12 Haus Calls for “My Boyfriend Got Married … And Not To Me”

  1. mmat Says:

    could be worse, could have been a cool guy who wears makeup like Peter Criss.

    okay, so maybe he’s not cool. Vince Neil used to wear makeup. no again eh? maybe Dee Snider?

    wait, i’ve got it - Rob Halford wore makeup once. oh wait, he’s gay.

    well, hopefully a new makeup wearing pretty boy will swoon into your life again.

  2. Cze-Johnson Carrie Says:

    Moosey EATS makeup…. does that count?

    hmm.. probably a little too young for you, huh? yeah.. best we keep things legal.

    anyways.. you don’t want to be that chick. her girlfriend takes bad pictures….

    xxoo

    missed you!

  3. Erin Says:

    Sorry to have been the barer of such bad news :( but rest assured it will only last about 3 months. This is a rock star we’re talking about after all.

  4. CK Says:

    Sorry to hear love!

    Oh well, there are plenty of other Rock Stars in the sea…

  5. Katey Says:

    Hanni! I thought of you when I saw My Chem on the tour in Charlotte a month ago. My sister and I went insane when G. Way came out. While I can’t claim to love him nearly as much as you, I do think he’s pretty rad.

    I hope he comes back to you. You two would make the perfect rock star couple.

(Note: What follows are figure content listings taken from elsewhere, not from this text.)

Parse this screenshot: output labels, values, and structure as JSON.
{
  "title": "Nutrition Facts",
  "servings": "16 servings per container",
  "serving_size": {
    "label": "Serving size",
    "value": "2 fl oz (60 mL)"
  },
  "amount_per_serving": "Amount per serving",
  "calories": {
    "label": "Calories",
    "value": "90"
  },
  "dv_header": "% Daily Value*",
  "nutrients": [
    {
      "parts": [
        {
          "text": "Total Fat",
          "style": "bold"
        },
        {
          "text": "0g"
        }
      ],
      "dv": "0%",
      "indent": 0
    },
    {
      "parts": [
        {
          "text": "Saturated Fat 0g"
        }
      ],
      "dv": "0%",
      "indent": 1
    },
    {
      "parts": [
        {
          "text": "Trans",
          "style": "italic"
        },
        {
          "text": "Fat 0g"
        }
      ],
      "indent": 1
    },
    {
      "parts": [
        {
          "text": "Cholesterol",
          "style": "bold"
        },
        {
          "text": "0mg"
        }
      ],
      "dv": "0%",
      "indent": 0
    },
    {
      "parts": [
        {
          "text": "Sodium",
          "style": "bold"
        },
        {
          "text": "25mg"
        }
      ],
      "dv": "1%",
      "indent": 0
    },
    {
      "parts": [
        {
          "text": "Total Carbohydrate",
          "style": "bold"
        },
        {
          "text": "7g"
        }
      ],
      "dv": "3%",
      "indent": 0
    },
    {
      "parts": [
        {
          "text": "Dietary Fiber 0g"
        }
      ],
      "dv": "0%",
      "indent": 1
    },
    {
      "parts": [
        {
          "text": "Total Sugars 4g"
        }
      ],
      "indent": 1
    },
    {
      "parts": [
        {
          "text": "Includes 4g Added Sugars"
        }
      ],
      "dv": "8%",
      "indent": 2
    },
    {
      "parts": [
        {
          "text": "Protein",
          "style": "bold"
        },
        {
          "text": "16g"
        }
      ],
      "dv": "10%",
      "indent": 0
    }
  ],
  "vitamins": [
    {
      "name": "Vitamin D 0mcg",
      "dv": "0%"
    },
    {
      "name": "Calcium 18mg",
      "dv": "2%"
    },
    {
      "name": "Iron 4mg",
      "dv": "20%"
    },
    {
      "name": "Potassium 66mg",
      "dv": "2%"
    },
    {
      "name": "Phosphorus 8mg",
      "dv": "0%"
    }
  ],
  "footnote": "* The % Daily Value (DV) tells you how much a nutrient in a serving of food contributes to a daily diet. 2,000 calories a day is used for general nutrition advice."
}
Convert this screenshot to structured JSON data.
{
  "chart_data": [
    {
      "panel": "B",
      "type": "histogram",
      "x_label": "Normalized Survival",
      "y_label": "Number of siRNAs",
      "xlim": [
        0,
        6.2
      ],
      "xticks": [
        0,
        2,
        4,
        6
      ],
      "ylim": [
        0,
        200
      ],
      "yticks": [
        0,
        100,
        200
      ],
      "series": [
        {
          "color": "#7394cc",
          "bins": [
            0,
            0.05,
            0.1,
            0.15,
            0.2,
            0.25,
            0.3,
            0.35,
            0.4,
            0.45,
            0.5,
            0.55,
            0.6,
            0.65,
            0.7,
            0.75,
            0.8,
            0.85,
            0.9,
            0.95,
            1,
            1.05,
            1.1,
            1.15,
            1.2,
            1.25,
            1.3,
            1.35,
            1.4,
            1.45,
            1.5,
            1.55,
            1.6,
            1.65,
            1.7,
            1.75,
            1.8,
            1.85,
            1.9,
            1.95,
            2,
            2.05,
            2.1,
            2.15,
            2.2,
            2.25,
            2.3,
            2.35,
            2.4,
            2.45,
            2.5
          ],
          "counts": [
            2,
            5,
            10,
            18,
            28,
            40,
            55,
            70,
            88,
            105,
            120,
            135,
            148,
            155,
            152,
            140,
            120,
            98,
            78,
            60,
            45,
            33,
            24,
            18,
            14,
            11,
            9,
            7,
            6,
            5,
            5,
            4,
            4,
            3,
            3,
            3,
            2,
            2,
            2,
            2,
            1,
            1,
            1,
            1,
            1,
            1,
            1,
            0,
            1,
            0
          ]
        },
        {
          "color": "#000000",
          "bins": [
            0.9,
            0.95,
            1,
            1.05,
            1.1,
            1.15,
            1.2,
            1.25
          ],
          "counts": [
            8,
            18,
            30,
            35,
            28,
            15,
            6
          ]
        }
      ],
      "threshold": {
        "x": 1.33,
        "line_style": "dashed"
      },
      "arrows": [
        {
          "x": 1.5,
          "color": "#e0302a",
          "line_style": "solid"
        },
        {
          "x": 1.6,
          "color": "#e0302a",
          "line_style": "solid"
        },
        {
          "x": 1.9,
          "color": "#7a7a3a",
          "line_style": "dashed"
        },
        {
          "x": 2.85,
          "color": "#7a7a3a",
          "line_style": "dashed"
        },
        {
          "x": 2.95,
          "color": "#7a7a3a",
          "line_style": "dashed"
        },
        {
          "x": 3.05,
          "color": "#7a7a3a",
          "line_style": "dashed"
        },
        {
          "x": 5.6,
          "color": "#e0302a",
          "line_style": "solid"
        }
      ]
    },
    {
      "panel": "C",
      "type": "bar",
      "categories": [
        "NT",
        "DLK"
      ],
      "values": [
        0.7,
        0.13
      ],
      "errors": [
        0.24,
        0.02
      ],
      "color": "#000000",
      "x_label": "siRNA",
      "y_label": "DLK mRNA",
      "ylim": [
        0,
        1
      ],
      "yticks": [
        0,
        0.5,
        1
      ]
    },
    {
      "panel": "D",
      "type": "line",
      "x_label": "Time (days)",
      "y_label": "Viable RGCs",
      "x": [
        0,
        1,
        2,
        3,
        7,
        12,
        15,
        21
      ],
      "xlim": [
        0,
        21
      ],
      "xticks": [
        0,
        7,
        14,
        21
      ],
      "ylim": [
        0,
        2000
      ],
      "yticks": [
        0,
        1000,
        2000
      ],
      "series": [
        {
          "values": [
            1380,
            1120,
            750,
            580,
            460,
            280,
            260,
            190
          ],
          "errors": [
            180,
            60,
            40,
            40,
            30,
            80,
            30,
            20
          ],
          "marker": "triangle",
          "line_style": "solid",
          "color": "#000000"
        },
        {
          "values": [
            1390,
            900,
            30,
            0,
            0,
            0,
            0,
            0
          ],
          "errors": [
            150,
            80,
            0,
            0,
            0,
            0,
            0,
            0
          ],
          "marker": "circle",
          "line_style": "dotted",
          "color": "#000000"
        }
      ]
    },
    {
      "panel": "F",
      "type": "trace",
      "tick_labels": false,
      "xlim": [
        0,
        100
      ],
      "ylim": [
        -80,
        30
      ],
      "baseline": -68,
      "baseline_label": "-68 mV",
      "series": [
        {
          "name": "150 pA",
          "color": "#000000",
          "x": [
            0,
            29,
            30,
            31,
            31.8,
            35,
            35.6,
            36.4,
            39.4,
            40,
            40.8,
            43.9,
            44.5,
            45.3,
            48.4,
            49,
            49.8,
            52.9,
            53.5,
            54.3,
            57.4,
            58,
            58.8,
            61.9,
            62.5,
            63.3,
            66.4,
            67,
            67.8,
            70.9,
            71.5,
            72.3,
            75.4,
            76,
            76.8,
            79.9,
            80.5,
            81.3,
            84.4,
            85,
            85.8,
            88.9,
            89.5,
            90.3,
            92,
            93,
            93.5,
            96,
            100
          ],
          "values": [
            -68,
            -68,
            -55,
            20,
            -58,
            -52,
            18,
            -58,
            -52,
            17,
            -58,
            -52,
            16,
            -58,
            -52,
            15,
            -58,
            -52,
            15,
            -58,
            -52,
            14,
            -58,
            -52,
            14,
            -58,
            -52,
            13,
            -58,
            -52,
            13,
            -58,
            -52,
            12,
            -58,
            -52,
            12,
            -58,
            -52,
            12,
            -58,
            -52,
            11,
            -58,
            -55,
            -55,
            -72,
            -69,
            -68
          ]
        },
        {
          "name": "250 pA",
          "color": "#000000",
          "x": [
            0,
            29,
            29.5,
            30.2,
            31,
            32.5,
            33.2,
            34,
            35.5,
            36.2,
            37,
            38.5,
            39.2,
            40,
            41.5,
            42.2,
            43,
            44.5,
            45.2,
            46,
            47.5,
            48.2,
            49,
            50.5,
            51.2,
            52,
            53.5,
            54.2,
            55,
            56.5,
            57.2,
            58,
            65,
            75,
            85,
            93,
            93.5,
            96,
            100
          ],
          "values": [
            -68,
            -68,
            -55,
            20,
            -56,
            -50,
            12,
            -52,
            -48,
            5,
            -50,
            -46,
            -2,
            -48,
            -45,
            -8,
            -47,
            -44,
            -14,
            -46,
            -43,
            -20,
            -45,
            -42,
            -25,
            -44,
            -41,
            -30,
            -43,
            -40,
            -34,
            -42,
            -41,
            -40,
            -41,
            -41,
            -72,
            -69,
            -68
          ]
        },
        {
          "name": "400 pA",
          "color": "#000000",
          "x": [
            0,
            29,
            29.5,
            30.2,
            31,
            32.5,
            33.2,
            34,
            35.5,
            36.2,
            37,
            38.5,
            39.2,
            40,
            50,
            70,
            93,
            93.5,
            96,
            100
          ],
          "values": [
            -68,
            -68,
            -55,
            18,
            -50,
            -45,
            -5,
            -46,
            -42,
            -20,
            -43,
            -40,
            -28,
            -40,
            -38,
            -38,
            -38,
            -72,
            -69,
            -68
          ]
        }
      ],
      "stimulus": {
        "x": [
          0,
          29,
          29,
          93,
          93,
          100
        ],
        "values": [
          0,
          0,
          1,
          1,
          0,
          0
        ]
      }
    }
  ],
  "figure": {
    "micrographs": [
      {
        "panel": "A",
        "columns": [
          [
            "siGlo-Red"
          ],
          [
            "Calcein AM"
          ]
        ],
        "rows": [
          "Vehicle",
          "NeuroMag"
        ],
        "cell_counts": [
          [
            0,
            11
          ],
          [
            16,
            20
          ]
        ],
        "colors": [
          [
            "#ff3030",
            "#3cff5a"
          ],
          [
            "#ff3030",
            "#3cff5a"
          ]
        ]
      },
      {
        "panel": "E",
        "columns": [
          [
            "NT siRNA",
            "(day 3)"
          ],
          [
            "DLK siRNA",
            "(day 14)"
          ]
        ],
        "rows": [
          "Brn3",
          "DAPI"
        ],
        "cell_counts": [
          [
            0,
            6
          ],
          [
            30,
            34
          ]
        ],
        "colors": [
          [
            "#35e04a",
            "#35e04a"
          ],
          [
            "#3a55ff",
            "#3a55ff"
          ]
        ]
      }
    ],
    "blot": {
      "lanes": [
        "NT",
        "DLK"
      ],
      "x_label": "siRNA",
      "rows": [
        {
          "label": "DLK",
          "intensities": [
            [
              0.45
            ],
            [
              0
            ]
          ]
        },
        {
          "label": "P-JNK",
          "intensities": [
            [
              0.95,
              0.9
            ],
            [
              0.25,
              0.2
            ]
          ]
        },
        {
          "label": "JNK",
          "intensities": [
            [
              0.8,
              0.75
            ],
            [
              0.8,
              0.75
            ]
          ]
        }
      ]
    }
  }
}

    Hope you’re doing well!

  6. Christoph Says:

    Damnit! Who the hell is that that looks so much like Yogi Bear on a bender in the foreground? If that chick hangs around as the third, annoying wheel… it’ll be over before they start popping out any kids. He’ll still be ripe for making kiddies with somebody else! Nudge, nudge. Wink, wink.

  7. Christoph Says:

    P.S.
    I find it amusing that these are the ads google paired with the last post…

    Date and Screw my Wife
    Find Unhappily Married Wife for Sex Instantly Search In Your Area

    Meet lonely housewives
    Real lonely housewives Search 1000s of local ads.

    Those made me giggle like a little school boy.

  8. kerrianne Says:

    Last night Chris and I watched Perez’s VHI special wherein he “covered” the VMAs. I don’t know what it is about that boy, but he makes me laugh. I think it might have something to do with the ever-changing spray-on hair colors. Or maybe the way he talked Mandy Moore into spouting off a slew of profanity and almost licking a stripper pole.

    (Hi! doll.)

  9. Half A Beaner Says:

    Have you thought about gazing across the pond? I think Noel Fielding is really quite yummy.

  10. CFTP Says:

    Hey Hanni! Happy to see you’re posting again.
    Just thought that after years of reading your blog, it was time to return the favour and share MY blog with YOU. Well…I suppose it’s a combined effort blog…my 26 kids plus a Mr. Nash. lol.
    We’ve got heaps of stuff posted there already…hurray for podcasting and blogging with 6 and 7 year olds. We’re striving to be as good as Kermit the Frog in Sesame Street’s ‘NewsFlash’ so we’re going pretty hard-out right now upskilling ourselves. lol.

    Check it out at:
    http://www.hobsonville.blogspot.com

  11. url Says:

    That picture looks like a protoshop nightmare gone awry. A boot would fit in that mouth. Nice to see you writing again and I do look forward to seeing what you could potentially write after living the last year. After all, you are a writer and getting better at it.

    Love, Popi

  12. Amber Says:

    Hannibear? Is that you? Doth my eyeballs deceive me? What an awful state to find you in. So so sad. I had no idea. I have short hair - you can come put eyeliner on me…if that might help. I’m sure it won’t, but at least I’m putting forth the effort!